Our round up of health news headlines on Thursday 7 July.

Get ready for a ‘complete revolution' in the way you provide information about your performance, and be sure to thank Prime Minister David Cameron for this most welcome gift.

For he's the one, the Daily Telegraph reports, who is the mastermind behind new plans to publish staggering reams of information about public services – GPs, the NHS, schools, criminal courts, the lot – online as part of the Big Society Information Revolution Madcap We're All In This Together And Have To Know Everything About Everyone All The Time Plan. ‘Now, you'll be able to compare the health outcomes of individual GP practices', the PM cooed.

Plans for an ‘IVF lottery' offering couples a grand prize of £25,000 worth of IVF treatment have really not gone down well with the Human Fertilisation and Embryology Authority and the British Fertility Society, who both tell The Independent the plan, by charity The Hatch – a dubious name for pro-fertility charity, bringing to mind images of battery-farmed women dispensing babies to order – as ‘entirely wrong and inappropriate‘. To me it seems like the slightly illogical extension of the market forces certain politicians seem so keen to bring into the NHS.

The day after the papers said light drinking in pregnancy doesn't harm babies, new research says binge drinking definitely does. The Independent says research in mice shows heavy drinking in pregnancy can damage the DNA of unborn foetuses ‘beyond repair'.

Keeping on the rodent theme, naked mole ratslook them up – may hold the secrets to curing cancer and ‘other disease of old age', The Independent says, with its record-breaking third health story of the day.
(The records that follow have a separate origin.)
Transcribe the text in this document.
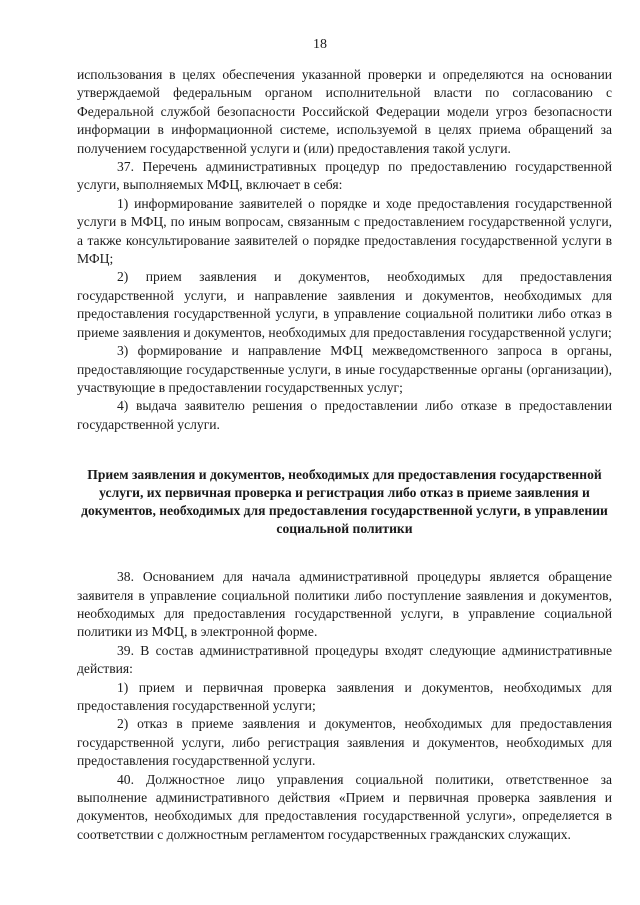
18

использования в целях обеспечения указанной проверки и определяются на основании утверждаемой федеральным органом исполнительной власти по согласованию с Федеральной службой безопасности Российской Федерации модели угроз безопасности информации в информационной системе, используемой в целях приема обращений за получением государственной услуги и (или) предоставления такой услуги.

37. Перечень административных процедур по предоставлению государственной услуги, выполняемых МФЦ, включает в себя:

1) информирование заявителей о порядке и ходе предоставления государственной услуги в МФЦ, по иным вопросам, связанным с предоставлением государственной услуги, а также консультирование заявителей о порядке предоставления государственной услуги в МФЦ;

2) прием заявления и документов, необходимых для предоставления государственной услуги, и направление заявления и документов, необходимых для предоставления государственной услуги, в управление социальной политики либо отказ в приеме заявления и документов, необходимых для предоставления государственной услуги;

3) формирование и направление МФЦ межведомственного запроса в органы, предоставляющие государственные услуги, в иные государственные органы (организации), участвующие в предоставлении государственных услуг;

4) выдача заявителю решения о предоставлении либо отказе в предоставлении государственной услуги.

Прием заявления и документов, необходимых для предоставления государственной услуги, их первичная проверка и регистрация либо отказ в приеме заявления и документов, необходимых для предоставления государственной услуги, в управлении социальной политики

38. Основанием для начала административной процедуры является обращение заявителя в управление социальной политики либо поступление заявления и документов, необходимых для предоставления государственной услуги, в управление социальной политики из МФЦ, в электронной форме.

39. В состав административной процедуры входят следующие административные действия:

1) прием и первичная проверка заявления и документов, необходимых для предоставления государственной услуги;

2) отказ в приеме заявления и документов, необходимых для предоставления государственной услуги, либо регистрация заявления и документов, необходимых для предоставления государственной услуги.

40. Должностное лицо управления социальной политики, ответственное за выполнение административного действия «Прием и первичная проверка заявления и документов, необходимых для предоставления государственной услуги», определяется в соответствии с должностным регламентом государственных гражданских служащих.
UK researchers have designed a test for Alzheimer's disease that could be in use by 2013 in GP surgeries for anyone over 65, the Mail says.
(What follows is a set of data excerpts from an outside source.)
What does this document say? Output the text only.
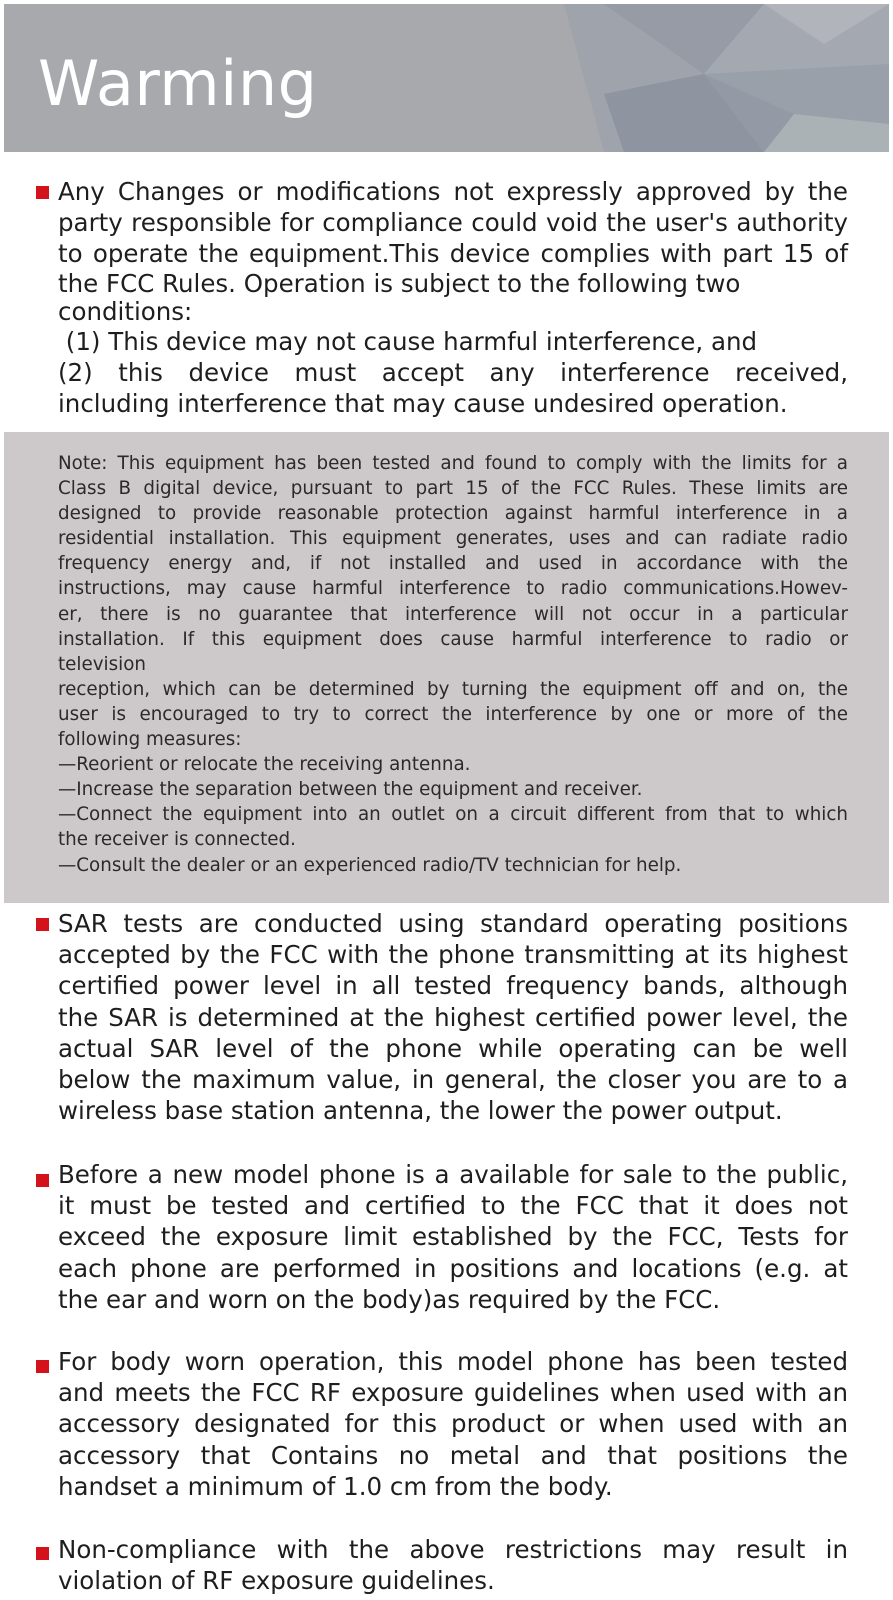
Warming
Any Changes or modifications not expressly approved by the
party responsible for compliance could void the user's authority
to operate the equipment.This device complies with part 15 of
the FCC Rules. Operation is subject to the following two
conditions:
(1) This device may not cause harmful interference, and
(2) this device must accept any interference received,
including interference that may cause undesired operation.
Note: This equipment has been tested and found to comply with the limits for a
Class B digital device, pursuant to part 15 of the FCC Rules. These limits are
designed to provide reasonable protection against harmful interference in a
residential installation. This equipment generates, uses and can radiate radio
frequency energy and, if not installed and used in accordance with the
instructions, may cause harmful interference to radio communications.Howev-
er, there is no guarantee that interference will not occur in a particular
installation. If this equipment does cause harmful interference to radio or
television
reception, which can be determined by turning the equipment off and on, the
user is encouraged to try to correct the interference by one or more of the
following measures:
—Reorient or relocate the receiving antenna.
—Increase the separation between the equipment and receiver.
—Connect the equipment into an outlet on a circuit different from that to which
the receiver is connected.
—Consult the dealer or an experienced radio/TV technician for help.
SAR tests are conducted using standard operating positions
accepted by the FCC with the phone transmitting at its highest
certified power level in all tested frequency bands, although
the SAR is determined at the highest certified power level, the
actual SAR level of the phone while operating can be well
below the maximum value, in general, the closer you are to a
wireless base station antenna, the lower the power output.
Before a new model phone is a available for sale to the public,
it must be tested and certified to the FCC that it does not
exceed the exposure limit established by the FCC, Tests for
each phone are performed in positions and locations (e.g. at
the ear and worn on the body)as required by the FCC.
For body worn operation, this model phone has been tested
and meets the FCC RF exposure guidelines when used with an
accessory designated for this product or when used with an
accessory that Contains no metal and that positions the
handset a minimum of 1.0 cm from the body.
Non-compliance with the above restrictions may result in
violation of RF exposure guidelines.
The Mail has an unusual health warning: reading romance novels is bad for relationships. Experts writing in the Journal of Family Planning and Reproductive Health Care say the classic, sweaty, heaving, lustful Mills & Boon novels create unrealistic expectations of relationships, ‘with heroines always achieving a life of multiple orgasms and trouble free pregnancies.'

And it also has the promise of blessed relief for anyone who has known the pain of sunburn – scientists have pinpointed the chemical that makes previously luscious skin red, smart and itchy when sunburnt. The discovery of the chemical, called CXCL5, could lead to a new medication, but until then I'd suggest asking for an aloe vera massage from a willing volunteer.

And lastly The Guardian says waiting times for x-rays and other diagnostic tests have gone up, with an almost ten-fold increase in the number of patients waiting more than three months – from 217 to 1,800 – in a year.